何処か甘ったるい声で囁くジャーヴィスに「嗚呼。」と声を漏らし、トニーは髭にまでついたチョコレートを親指で拭い、ちろりと舌先で指を舐める。ぽたりとトニーのズボンに落ちたチョコレートを見て、トニーは眉間に皺を刻み込み、声を荒げた。

「おい、ダミー!アームにチョコレートがついてる。」

トニーが叱ればぽろりと噛り欠けた苺のフォークを落としたダミー。不器用なダミーは流れるチョコレートにアームまで浸してしまったのだろう。とろりとチョコレートがダミーのアームを伝い流れて、トニーはダミーの機体を優しく掴み寄せ、朱い舌を伸ばした。
ぺたりと金属に触れた舌がぬるぬるとチョコレートをなぞる。とろりととろけた眼差しを纏ったトニーの舌が咥内に戻ろうとすれば、チョコレートを纏ったマシュマロが同じくチョコレート塗れのアームと一緒に咥内に無理矢理押し込まれる。

「んぅ…!」

『抜け駆けは禁止です、トニー様。平等に愛してください。』

ジャーヴィスの言葉にユーのアームの1つがトニーの舌の上のマシュマロを転がす。金属のアームが舌を引っ掛けて中央をなぞれば、トニーはキスでもするように首の角度をかえてアームの尖端をくわえ込んだ。暫く舌でマシュマロとチョコレートを味わい、満足すればちゅぷりと唾液を絡ませて唇からアームを抜き取る。
熱を纏いはじめた躯にぽたりぽたりとチョコレートを垂らしたダミーが近寄りトニーの髭をざらりと撫でた。

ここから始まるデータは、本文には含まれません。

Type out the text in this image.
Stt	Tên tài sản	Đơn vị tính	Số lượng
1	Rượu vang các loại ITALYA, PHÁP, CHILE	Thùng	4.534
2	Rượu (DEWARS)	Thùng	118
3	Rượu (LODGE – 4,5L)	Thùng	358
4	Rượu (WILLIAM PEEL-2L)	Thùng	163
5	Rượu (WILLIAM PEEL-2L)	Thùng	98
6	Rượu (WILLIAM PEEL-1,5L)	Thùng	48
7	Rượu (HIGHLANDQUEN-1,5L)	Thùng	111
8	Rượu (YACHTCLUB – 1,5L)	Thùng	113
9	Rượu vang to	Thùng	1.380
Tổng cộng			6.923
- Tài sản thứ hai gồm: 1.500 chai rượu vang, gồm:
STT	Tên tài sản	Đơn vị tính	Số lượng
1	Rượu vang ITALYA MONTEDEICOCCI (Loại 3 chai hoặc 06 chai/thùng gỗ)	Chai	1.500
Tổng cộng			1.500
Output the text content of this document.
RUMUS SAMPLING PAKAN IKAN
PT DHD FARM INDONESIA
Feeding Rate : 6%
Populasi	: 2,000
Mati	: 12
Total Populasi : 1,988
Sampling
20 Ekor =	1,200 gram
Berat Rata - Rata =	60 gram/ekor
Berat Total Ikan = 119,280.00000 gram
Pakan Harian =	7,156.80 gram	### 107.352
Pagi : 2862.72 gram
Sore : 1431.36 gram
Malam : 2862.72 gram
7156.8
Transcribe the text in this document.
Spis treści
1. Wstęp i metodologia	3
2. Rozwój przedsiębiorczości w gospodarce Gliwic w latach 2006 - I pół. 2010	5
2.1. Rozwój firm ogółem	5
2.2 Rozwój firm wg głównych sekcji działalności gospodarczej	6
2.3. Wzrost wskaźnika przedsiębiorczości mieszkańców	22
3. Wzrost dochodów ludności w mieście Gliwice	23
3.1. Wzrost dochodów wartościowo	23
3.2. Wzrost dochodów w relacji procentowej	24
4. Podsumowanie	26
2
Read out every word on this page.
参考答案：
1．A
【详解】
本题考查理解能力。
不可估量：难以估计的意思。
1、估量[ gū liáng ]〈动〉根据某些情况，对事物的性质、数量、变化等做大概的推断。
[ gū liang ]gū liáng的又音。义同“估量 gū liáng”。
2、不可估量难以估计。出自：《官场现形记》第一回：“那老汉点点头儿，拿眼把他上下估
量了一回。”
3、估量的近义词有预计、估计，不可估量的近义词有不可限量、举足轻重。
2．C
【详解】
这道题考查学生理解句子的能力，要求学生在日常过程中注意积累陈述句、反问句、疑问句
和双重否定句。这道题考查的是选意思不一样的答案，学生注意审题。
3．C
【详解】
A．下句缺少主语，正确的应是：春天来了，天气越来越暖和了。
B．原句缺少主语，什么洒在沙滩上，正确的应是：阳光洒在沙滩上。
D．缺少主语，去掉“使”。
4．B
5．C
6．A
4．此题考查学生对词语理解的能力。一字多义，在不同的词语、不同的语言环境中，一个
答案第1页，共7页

『チョコレートに塗れてとても可愛らしいですよ、トニー様。』

「ジャーヴィス…おまえにも、キスを…。」

『平等に、ですか?』

「そう…だ。平等に。」

空に伸ばした手の指に天井から降りてきたジャーヴィスのアームがするりと絡まる。アイアンマンのスーツ着脱用にと用意していたアームを自らの手の甲ごと唇に寄せ、トニーはリップ音を響かせ啄むようなキスをジャーヴィスに贈った。

『私には濃厚なキスはしてくださらないのですか?』

「鉄の味がする。チョコレートのように甘いものなら考えてもいい。」

アームに唇を触れさせながらニヤリと微笑んだトニーにジャーヴィスは『実に貴方らしい我が儘ですね。』と甘く囁く。ばらりと天井から降りてきたジャーヴィスの2つのアームがトニーの両頬をゆるりと撫で、上向かせながら固定して、別のアームがチョコレートをねっとりと纏ったフルーツを掴みトニーの唇へと押し込んでゆく。

「ん…あまい。」

『些か下品でしたか?』

そう告げながらもトニーの唇にくわえさせたバナナをゆらゆらと上下に揺らし、チョコレートをトニーに舐めとらせるジャーヴィスの口調は実に楽しげだった。ぴちゃりと唇の端を伝い落ちた唾液にトニーが苦しげに喉を鳴らし、アームを引いたジャーヴィスはさらなる熱を纏うように囁きを響かせる。

『大変愉しく拝見させて頂きました。
さあ、トニー様。私にもキスを。』

シャツのボタンを外そうとアームを一生懸命に動かすダミー。わざと浸してきたのだろう、とろりとしたチョコレートをアームから垂らしトニーの肌を撫でるユー。ぽたぽたと垂れたチョコレートはトニーの肌やシャツだけでなく、ズボンやソファー、床にも広がっていた。

「後始末が、大変そうだ。」

眉間を寄せ呆れたように呟いたトニー。しかし、その眼差しは愛おしむように穏やかに、そして甘いひと時を期待するように淡く安らいでいた。